Structurally well-defined discrete d/f heterometallic complexes show diverse application potential in electrooptic and magnetic materials. However, precise control of the component and topology of such heterometallic compounds with fine-tuned photophysical properties is still challenging. Herein, we report the stereocontrolled syntheses of a series of Ln-Pt heterometallic cages through coordination-driven self-assembly of enantiopure alkynylplatinum-based metalloligands (L, L) with lanthanide ions (Ln = Eu, Yb, Nd, Lu). Taking advantage of the metal-to-ligand charge transfer (MLCT) excited state on the designed alkynylplatinum ligands, the excitation window for the sensitized near-infrared (NIR) luminescence on the Yb- and Nd-containing cages can be extended to the visible region (up to 500 nm).
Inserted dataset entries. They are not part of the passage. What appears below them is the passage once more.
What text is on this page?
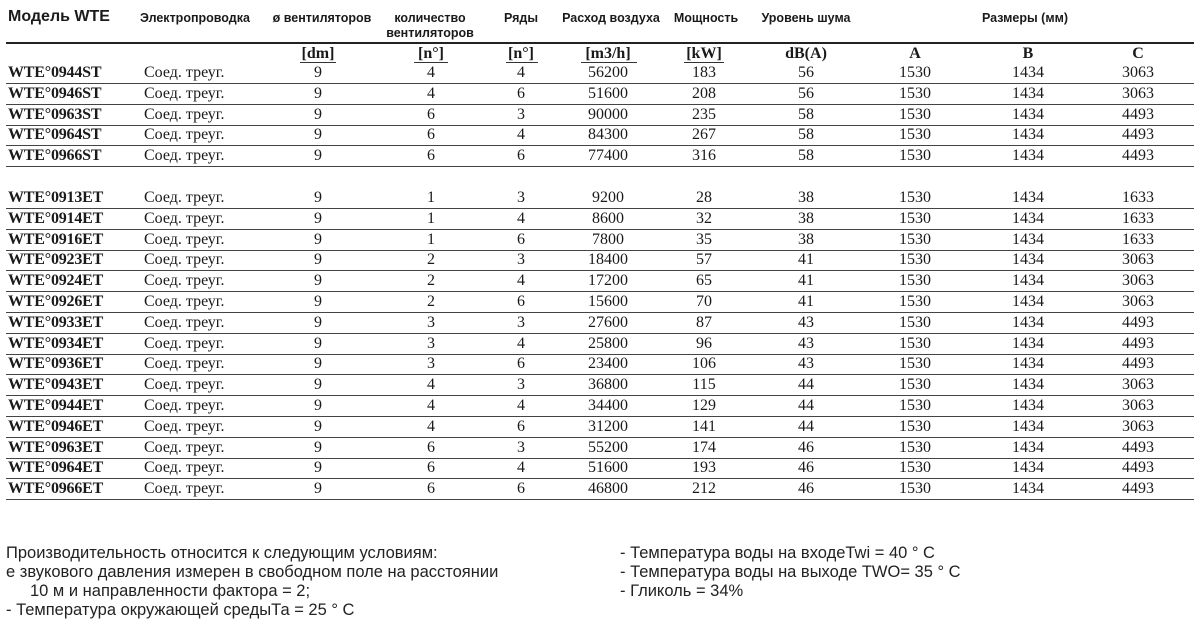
Модель WTE Электропроводка	ø вентиляторов	количество
вентиляторов
Ряды	Расход воздуха	Мощность	Уровень шума	Размеры (мм)
[dm]	[n°]	[n°]	[m3/h]	[kW]	dB(A)	A	B	C
WTE°0944ST	Соед. треуг.	9	4	4	56200	183	56	1530	1434	3063
WTE°0946ST	Соед. треуг.	9	4	6	51600	208	56	1530	1434	3063
WTE°0963ST	Соед. треуг.	9	6	3	90000	235	58	1530	1434	4493
WTE°0964ST	Соед. треуг.	9	6	4	84300	267	58	1530	1434	4493
WTE°0966ST	Соед. треуг.	9	6	6	77400	316	58	1530	1434	4493
WTE°0913ET	Соед. треуг.	9	1	3	9200	28	38	1530	1434	1633
WTE°0914ET	Соед. треуг.	9	1	4	8600	32	38	1530	1434	1633
WTE°0916ET	Соед. треуг.	9	1	6	7800	35	38	1530	1434	1633
WTE°0923ET	Соед. треуг.	9	2	3	18400	57	41	1530	1434	3063
WTE°0924ET	Соед. треуг.	9	2	4	17200	65	41	1530	1434	3063
WTE°0926ET	Соед. треуг.	9	2	6	15600	70	41	1530	1434	3063
WTE°0933ET	Соед. треуг.	9	3	3	27600	87	43	1530	1434	4493
WTE°0934ET	Соед. треуг.	9	3	4	25800	96	43	1530	1434	4493
WTE°0936ET	Соед. треуг.	9	3	6	23400	106	43	1530	1434	4493
WTE°0943ET	Соед. треуг.	9	4	3	36800	115	44	1530	1434	3063
WTE°0944ET	Соед. треуг.	9	4	4	34400	129	44	1530	1434	3063
WTE°0946ET	Соед. треуг.	9	4	6	31200	141	44	1530	1434	3063
WTE°0963ET	Соед. треуг.	9	6	3	55200	174	46	1530	1434	4493
WTE°0964ET	Соед. треуг.	9	6	4	51600	193	46	1530	1434	4493
WTE°0966ET	Соед. треуг.	9	6	6	46800	212	46	1530	1434	4493
Производительность относится к следующим условиям:
е звукового давления измерен в свободном поле на расстоянии
10 м и направленности фактора = 2;
- Температура окружающей средыТа = 25 ° С
- Температура воды на входеTwi = 40 ° С
- Температура воды на выходе TWO= 35 ° С
- Гликоль = 34%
Linear temperature-dependent red and NIR emissions observed on the Ln(L) (Ln = Eu and Yb, respectively) complexes suggest their potential applications as luminescent temperature sensors, with sensitivities of -0.54% (Ln = Eu, 77-250 K) and -0.17% (Ln = Yb, 77-300 K) per K achieved. This work not only offers a good strategy to prepare new d/f heterometallic supramolecular cages but also paves the way for the design of stimuli-responsive luminescent materials.